Image of The Daughter's Tale: A Novel
Release Date: 
May 7, 2019
Publisher/Imprint: 
Atria Books
Pages: 
320
Reviewed by: 

The Daughter’s Tale is a brilliant, engrossing, immersive novel with extremely compelling characters. Correa extrapolates from the powerful connection between mother and daughter during a crisis of unimaginable proportions.”

It’s 1939. The head of a close-knit German family, Dr. Julius Sternberg, is a beloved physician with a large practice. Many of his patients care deeply about him. His wife, Amanda, takes care of their two young daughters, Viera and Lina. They own a delightful bookstore and live upstairs.

This idyllic lifestyle comes to a crashing halt when Nazis arrest the good physician because he is a Jew. German soldiers burn his office and the charming bookstore, including the family living quarters. Julius is sent to a Nazi concentration camp, where he is murdered because of his faith. Before being put to death, his last act of courage is to arrange, with a trusted patient, for the escape of his cherished family on the German passenger ship, the SS St. Louis, bound for Cuba.

This spellbinding account takes place during a time of great tragedy for Jews. Jews are subject to arrest, including children, and sent to forced labor concentration camps. Soon after, everywhere in Europe, Nazis begin the lengthy process of exterminating Jews.

Devoted wife and mother Amanda Sternberg is pushed into the most powerful and dreadful decision of her life. To save one daughter, she must give up the other. She decides to give up her older daughter, Viera.

Correa’s mesmerizing tale takes us to a small town in occupied France before disappearing into the cloud of death produced by Nazi Germany. Here, during a time of dreadful tragedy, courageous individuals rise to help those in need, while others secretly help Nazis.

Amanda and her younger daughter, Lina, flee to occupied France, near Limoges, where the widow of an old family friend takes them in. She sends letter after letter to Viera in Cuba. But she never hears from Viera.

For many months, hidden in a small home, Amanda and Lina live comfortably with their friend, Claire, and her daughter Danielle, who is near Lina’s age. They pretend to be Christians, attend weekly religious services, and are befriended by a very brave priest who will do everything in his power to shield them from Nazis. Lina and Danielle are like sisters, caring deeply for each other and their “mothers.” Amanda never stops sending letters from the pages of a special book to Viera.

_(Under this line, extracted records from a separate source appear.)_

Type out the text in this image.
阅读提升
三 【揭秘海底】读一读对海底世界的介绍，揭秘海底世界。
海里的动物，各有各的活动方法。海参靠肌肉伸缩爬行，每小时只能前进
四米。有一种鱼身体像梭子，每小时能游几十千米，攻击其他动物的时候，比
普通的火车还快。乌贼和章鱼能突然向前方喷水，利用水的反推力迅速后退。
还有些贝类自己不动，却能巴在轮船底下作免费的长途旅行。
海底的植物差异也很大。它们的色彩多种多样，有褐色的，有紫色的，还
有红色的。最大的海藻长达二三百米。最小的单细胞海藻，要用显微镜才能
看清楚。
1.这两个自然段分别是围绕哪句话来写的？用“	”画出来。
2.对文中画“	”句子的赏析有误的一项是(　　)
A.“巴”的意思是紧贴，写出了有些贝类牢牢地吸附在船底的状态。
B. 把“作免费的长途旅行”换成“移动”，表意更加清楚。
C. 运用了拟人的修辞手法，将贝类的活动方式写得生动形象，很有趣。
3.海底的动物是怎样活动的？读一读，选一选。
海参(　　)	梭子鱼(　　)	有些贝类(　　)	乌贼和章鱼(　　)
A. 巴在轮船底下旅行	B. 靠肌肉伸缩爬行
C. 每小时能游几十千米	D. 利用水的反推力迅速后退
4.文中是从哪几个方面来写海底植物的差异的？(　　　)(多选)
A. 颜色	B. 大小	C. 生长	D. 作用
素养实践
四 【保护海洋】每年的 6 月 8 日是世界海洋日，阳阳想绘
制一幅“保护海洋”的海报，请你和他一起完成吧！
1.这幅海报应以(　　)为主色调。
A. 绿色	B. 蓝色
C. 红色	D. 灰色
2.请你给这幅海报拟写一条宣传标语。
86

Eventually, Amanda and Lina are discovered, betrayed by a local postal carrier. They are incarcerated by Nazis in a concentration camp across a large forest from Limoges. Here, Amanda and Lina are starved and forced to live in squalid conditions. Lina almost dies.

In this Nazi concentration camp, Amanda befriends a French guard and hatches a plan to send Lina to safety, along with Claire and the priest. But Amanda is required to pay a price for this cooperation, and the French soldier is unrelenting. Forced to betray everything good that Amanda has learned in life, nothing will prevent her from saving her precious Lina. This new guilt, culpability, and shame is piled upon the guilt incurred from losing Viera.

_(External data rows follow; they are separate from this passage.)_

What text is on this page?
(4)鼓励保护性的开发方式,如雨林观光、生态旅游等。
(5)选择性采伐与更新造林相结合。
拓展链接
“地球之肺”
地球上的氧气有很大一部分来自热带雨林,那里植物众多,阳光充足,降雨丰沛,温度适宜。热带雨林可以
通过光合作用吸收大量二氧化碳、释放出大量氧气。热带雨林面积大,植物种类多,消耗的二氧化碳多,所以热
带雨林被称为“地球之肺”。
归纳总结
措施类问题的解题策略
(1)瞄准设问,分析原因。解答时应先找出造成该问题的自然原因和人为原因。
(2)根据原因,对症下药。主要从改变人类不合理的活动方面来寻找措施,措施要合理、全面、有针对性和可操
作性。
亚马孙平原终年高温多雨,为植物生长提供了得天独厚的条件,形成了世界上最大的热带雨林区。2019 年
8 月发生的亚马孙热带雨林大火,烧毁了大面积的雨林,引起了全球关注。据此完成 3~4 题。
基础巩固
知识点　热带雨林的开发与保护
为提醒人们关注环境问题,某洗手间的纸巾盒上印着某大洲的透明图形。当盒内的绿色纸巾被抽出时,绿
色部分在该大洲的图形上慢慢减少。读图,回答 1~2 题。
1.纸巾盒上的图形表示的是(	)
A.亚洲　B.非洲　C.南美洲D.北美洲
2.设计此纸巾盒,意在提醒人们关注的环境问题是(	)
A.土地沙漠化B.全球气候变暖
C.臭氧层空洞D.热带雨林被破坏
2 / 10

The Daughter’s Tale is a brilliant, engrossing, immersive novel with extremely compelling characters. Correa extrapolates from the powerful connection between mother and daughter during a crisis of unimaginable proportions. Here, the love and bonds of family are rendered with perfect alacrity. Amanda must face terrifying conditions and do everything in her power to save her daughters from near-certain death.

This book presents painful true events about a Jewish family destined to be exterminated. Within the most painful trials of history, this is a story of heartbreak and death. It is also tale of compassion, immense love of family, of responsibility, endurance, and redemption.

The author takes readers on a guided tour of relentless genocide. After members of a small French town murder a terrible Nazi officer, revenge is visited upon the entire town. Virtually all innocent people in this French town are murdered because they despised evil. Here, among the few survivors, our protagonists survive against great odds. It is here, in our darkest moments, that our human spirit shines the brightest.

Psychiatrists say that the most powerful human emotion is guilt. The extent, power and influence of guilt is deftly employed by Armando Lucas Correa. He applies guilt to his primary protagonist, Amanda, and to her daughter Lina. This riveting tale begins and ends with Elisa. But it is about the courage of a mother to save at least one of her children.